Further gay references ensue in the form of a decidedly seventh-grade locker-room gibing, and one gets the feeling it takes on more than just a good-natured bent. And dig the way Jonathan bags on Florida:
Fred to Davis: "And all you eat is Zingers/You're like a Fruity Pebble/Your favorite flag is Rebel/It's just too bad that you're a fag."
Davis to Fred: "So you're from Jacksonville/Kickin' it like Buffalo Bill/Gettin' butt-fucked by your Uncle Chuck/... You love it down south and boy, you sure do got a purty mouth."
"Reclaim My Place" -- Davis: "I always do a song about a band member, and this one is about the whole band and how all my life I've been called a homosexual.

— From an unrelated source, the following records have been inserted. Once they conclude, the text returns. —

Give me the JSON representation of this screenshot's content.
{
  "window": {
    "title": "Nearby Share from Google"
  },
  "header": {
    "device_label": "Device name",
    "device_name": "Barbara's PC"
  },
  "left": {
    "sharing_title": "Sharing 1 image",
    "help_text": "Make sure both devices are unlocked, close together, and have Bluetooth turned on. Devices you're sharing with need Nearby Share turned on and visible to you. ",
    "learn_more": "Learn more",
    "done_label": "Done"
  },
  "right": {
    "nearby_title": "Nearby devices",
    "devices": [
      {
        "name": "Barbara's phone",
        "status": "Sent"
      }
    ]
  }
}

Even now, I became this big rock star in a band and I'm still called a fag even by my own band. So it's like I was fuckin' pissed off at them.... I've never ever gotten away from that 'fag' fuckin' title. Just because I'm a sensitive kinda guy, and kinda feminine. It really sucks."
Can anyone say "overcompensation"? Poor Jonny, to be saddled with so much "sensitivity" and all. Jeez, does he mean that, with all this sexual-issue stuff, he ain't just pulling our chains? Who knows? The "What the fuck?" chant at the tail end of the song is all open-ended.
"My Gift to You" -- Davis: "Renee [Davis' wife] wanted me to write her a love song, and that's why I called it 'My Gift to You.' It's my gift to her, and you know how I get sick. I always had a fantasy of fucking her and choking her to death.... One time I was thinking about it while making love and taking her away from this fucking place. I just had the balls to write about it."
The balls to write about it? Where has he been? This sort of psychotica has been placed in literature for hundreds of years, from Shakespeare to Rimbaud to Judith Rossner. If anything, this is the sort of illiterature written by a guy with a seeming history of torturing cats behind his tract house in some dire suburb while drinking stolen beers and shooting off .22 rounds. Nothing more than an updated Axl Rose distemper, only less exciting.
Great.
Korn and Rob Zombie will perform at the National Car Rental Center, 1 Panther Pkwy., Sunrise, on Tuesday, March 9, at 7 p.m. Tickets cost $28.75. Call 954-835-8000.